Likewise, operations teams continue to monitor the software for security issues after deploying it. As a result, companies deliver secure software faster while ensuring compliance. DevSecOps is the practice of integrating security testing at every stage of the software development process. It includes tools and processes that encourage collaboration between developers, security specialists, and operation teams to build software that is both efficient and secure.

Interactive application security testing

In the context of web security, DevSecOps is essential for protecting web applications, sensitive data, and user trust in an increasingly interconnected and digital world. Embracing DevSecOps is not just a trend but a necessary evolution for organizations seeking to build secure, reliable, and high-quality software products. In part, DevSecOps highlights the need to invite security teams and partners at the outset of DevOps initiatives to build in information security and set a plan for security automation. It underscores the need to help developers code with security in mind, a process that involves security teams sharing visibility, feedback, and insights on known threats—like insider threats or potential malware. DevSecOps also focuses on identifying risks to the software supply chain, emphasizing the security of open source software components and dependencies early in the software development lifecycle. To be successful, an effective DevSecOps approach can include new security training for developers too, since it hasn’t always been a focus in more traditional application development.

It can’t be imposed purely from a management perspective, especially in environments with a strong history of siloed teams. Companies that are new to DevSecOps need to change their view of security testing from that of a discrete stage to something integral to the entire development process. Each individual contributor needs to develop a security mindset and be amenable to open communication, including constructive criticism and suggestions. This transition can be difficult and time-consuming for teams that are resistant to change. VMware’s approach to DevSecOps is designed to provide development teams with the full security stack. Historically, security considerations and practices were often introduced late in the development lifecycle.

Get the state of DevSecOps

DevSecOps principles and practices parallel those of traditional DevOps with integrated and multidisciplinary teams, working together to enable secure continuous software delivery. DevSecOps, which stands for development, security, and operations, is a methodology by which security is addressed from the very beginning of the software development process.
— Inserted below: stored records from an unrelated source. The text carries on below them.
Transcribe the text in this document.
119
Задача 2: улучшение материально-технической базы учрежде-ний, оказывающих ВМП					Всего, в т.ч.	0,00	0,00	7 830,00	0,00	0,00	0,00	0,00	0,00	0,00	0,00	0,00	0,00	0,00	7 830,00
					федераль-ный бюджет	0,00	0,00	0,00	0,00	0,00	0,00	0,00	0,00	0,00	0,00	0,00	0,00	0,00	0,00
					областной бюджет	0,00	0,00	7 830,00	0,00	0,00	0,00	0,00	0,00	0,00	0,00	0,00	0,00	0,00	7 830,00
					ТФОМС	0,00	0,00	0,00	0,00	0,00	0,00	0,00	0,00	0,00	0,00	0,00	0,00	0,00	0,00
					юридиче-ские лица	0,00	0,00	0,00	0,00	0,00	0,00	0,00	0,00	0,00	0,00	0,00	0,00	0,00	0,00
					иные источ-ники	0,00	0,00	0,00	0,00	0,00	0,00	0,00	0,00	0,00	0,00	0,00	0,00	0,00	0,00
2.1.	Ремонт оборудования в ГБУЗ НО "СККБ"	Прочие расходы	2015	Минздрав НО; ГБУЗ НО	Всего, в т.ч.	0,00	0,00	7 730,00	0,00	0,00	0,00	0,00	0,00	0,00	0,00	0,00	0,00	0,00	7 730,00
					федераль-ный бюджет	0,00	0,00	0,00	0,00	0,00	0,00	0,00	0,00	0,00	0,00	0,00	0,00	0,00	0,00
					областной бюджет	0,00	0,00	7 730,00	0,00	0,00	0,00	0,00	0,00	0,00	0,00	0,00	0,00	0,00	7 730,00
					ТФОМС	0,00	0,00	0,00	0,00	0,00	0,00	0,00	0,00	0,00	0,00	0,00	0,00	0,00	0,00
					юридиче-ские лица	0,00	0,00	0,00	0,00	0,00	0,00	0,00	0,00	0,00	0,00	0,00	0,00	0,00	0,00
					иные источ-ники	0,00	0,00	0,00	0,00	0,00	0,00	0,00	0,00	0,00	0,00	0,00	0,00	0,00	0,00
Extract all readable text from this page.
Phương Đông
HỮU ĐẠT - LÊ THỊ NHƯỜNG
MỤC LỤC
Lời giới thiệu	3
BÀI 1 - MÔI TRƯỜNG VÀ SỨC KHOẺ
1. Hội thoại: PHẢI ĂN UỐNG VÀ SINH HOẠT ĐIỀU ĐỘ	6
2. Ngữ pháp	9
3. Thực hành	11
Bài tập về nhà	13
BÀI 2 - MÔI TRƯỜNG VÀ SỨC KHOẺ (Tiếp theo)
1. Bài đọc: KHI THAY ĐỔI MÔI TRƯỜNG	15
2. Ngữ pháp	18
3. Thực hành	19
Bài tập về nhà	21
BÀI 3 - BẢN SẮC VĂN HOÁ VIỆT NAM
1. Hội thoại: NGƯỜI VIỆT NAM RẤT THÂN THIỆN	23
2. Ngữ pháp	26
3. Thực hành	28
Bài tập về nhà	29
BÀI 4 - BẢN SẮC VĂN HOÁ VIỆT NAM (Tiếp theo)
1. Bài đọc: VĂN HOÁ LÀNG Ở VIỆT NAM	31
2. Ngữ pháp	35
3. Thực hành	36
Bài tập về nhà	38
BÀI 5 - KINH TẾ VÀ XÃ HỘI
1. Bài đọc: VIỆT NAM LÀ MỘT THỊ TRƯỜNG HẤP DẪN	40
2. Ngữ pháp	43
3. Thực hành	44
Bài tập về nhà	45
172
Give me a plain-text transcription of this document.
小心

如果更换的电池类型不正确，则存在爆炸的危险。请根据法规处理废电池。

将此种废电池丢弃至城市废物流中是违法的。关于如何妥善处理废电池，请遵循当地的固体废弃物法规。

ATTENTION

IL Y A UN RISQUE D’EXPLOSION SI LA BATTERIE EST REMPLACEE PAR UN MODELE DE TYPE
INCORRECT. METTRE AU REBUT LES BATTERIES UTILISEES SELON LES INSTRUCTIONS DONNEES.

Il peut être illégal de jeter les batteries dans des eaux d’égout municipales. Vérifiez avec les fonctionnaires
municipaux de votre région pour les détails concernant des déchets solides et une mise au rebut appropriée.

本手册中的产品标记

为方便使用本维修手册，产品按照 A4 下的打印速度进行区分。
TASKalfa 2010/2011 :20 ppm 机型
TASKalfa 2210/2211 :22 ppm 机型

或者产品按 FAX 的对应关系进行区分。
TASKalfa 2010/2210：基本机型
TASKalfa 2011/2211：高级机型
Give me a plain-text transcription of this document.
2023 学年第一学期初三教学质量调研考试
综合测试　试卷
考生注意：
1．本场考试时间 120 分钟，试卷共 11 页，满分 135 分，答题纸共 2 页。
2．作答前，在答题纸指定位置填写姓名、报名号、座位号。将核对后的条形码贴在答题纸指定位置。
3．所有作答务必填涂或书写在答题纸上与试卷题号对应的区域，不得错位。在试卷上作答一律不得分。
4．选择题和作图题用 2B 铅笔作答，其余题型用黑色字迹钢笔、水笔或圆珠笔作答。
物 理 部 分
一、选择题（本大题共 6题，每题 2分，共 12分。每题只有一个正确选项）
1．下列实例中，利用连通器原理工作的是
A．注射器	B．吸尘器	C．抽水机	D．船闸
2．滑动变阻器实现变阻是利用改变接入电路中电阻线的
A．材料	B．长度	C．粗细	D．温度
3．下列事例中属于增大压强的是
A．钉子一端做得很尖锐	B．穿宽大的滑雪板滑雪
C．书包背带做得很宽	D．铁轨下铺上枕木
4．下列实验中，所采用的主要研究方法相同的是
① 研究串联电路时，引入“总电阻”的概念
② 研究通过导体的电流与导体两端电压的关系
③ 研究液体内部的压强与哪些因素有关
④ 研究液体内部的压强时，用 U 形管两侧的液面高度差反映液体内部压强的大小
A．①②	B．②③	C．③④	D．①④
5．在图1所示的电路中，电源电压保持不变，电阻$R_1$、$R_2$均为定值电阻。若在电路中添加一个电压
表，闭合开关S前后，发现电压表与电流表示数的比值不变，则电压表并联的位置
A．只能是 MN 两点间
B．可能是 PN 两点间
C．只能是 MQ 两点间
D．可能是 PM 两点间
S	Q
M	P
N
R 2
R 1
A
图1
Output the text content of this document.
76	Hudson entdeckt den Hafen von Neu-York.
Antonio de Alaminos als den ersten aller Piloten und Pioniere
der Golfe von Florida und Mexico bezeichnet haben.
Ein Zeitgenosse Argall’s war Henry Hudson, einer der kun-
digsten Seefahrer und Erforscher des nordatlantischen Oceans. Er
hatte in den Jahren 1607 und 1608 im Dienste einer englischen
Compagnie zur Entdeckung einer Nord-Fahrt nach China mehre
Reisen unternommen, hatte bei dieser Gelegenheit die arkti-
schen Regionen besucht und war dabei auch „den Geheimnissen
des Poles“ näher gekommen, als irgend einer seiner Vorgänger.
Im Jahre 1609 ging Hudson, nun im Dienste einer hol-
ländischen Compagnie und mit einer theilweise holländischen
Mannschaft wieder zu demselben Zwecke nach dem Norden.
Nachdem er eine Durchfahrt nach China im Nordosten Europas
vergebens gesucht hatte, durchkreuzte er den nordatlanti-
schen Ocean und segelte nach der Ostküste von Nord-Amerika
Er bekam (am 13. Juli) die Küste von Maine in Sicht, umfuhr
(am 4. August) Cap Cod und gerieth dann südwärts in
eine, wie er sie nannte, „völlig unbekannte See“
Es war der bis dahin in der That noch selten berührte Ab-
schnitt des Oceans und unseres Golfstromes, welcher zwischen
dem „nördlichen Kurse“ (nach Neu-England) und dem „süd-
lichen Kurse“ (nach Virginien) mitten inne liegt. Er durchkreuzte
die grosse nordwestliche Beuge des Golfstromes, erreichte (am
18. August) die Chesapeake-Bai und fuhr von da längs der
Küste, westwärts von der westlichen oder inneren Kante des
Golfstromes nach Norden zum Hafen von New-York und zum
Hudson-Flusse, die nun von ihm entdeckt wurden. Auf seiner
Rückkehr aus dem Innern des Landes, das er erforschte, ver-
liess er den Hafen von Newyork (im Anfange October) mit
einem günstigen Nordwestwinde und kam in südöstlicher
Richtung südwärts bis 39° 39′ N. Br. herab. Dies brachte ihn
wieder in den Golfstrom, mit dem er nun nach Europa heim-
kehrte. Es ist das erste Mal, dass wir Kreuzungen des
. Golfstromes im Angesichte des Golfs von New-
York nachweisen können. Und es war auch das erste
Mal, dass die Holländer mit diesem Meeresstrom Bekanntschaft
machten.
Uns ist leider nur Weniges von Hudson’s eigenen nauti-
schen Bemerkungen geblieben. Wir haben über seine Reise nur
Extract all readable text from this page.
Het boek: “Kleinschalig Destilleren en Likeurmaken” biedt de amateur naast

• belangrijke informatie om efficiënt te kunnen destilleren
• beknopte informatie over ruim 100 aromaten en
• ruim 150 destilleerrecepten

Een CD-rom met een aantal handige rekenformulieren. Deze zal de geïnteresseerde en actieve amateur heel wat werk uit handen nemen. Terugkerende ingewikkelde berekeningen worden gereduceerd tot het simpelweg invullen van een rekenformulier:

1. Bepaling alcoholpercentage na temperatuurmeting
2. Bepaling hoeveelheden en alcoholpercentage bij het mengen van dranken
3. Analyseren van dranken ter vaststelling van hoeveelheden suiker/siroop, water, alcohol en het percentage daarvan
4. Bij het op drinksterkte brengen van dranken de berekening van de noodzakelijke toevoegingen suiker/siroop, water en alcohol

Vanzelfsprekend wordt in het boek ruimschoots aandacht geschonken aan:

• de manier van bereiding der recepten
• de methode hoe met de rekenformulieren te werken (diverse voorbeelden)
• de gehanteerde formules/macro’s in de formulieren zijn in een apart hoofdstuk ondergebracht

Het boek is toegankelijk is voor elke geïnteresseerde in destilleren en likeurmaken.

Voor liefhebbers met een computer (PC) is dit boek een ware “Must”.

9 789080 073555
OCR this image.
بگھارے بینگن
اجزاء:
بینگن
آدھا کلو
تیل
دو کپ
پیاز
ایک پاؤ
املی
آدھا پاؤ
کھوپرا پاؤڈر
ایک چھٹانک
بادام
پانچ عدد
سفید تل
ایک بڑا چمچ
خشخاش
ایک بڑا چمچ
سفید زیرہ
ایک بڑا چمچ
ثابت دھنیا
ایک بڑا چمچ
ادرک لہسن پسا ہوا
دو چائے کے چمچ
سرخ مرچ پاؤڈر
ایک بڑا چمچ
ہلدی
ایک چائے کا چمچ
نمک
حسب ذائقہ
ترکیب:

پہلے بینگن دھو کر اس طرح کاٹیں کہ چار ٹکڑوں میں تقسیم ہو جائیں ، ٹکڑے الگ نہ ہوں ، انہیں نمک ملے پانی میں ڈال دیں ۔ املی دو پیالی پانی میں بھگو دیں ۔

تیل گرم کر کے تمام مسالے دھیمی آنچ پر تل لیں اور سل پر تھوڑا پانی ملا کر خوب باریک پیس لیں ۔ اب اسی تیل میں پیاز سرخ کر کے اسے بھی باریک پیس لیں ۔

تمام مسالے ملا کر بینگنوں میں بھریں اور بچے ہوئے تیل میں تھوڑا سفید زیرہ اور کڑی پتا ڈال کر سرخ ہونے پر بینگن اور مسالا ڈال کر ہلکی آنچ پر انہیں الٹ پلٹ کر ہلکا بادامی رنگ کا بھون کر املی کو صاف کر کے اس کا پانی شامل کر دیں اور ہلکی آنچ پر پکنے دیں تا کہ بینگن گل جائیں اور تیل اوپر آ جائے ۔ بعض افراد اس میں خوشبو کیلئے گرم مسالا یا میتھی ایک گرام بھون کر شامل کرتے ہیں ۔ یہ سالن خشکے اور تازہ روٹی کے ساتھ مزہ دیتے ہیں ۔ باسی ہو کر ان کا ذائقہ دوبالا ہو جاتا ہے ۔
The DevSecOps methodology combines automation, a knowledge-sharing culture, and platform design practices to integrate security into the entire IT lifecycle.

Security as code

Today there are different solutions that can achieve a greater level of security and compliance monitoring, that are integrated directly into your IDE, repository manager, CI/CD pipeline and can even scan your container images. For open source security and compliance monitoring, having a natively integrated SCA solution would work best. Dynamic and Interactive Application Security Testing (DAST and IAST) tools test the running application’s exposed interfaces, agile development devsecops looking for vulnerabilities and flaws. A DevSecOps culture is one in which everyone takes responsibility and ownership of security. Blending in with the best practices of DevOps, each development team should assign a security champion to lead the security and compliance processes and actions in the team to maximize the security of the software that is delivered. The IT infrastructure landscape has undergone exponential changes over the past decade.

Shift right

Deployed products must be compliant with the relevant security and infrastructure considerations. In this way, the value that DevSecOps engineers supply to the system is an ability to continuously monitor, attack and determine defects before non-cooperative attackers might discover them. And because of these changes DevSecOps engineers are hugely useful as competitors to external attackers.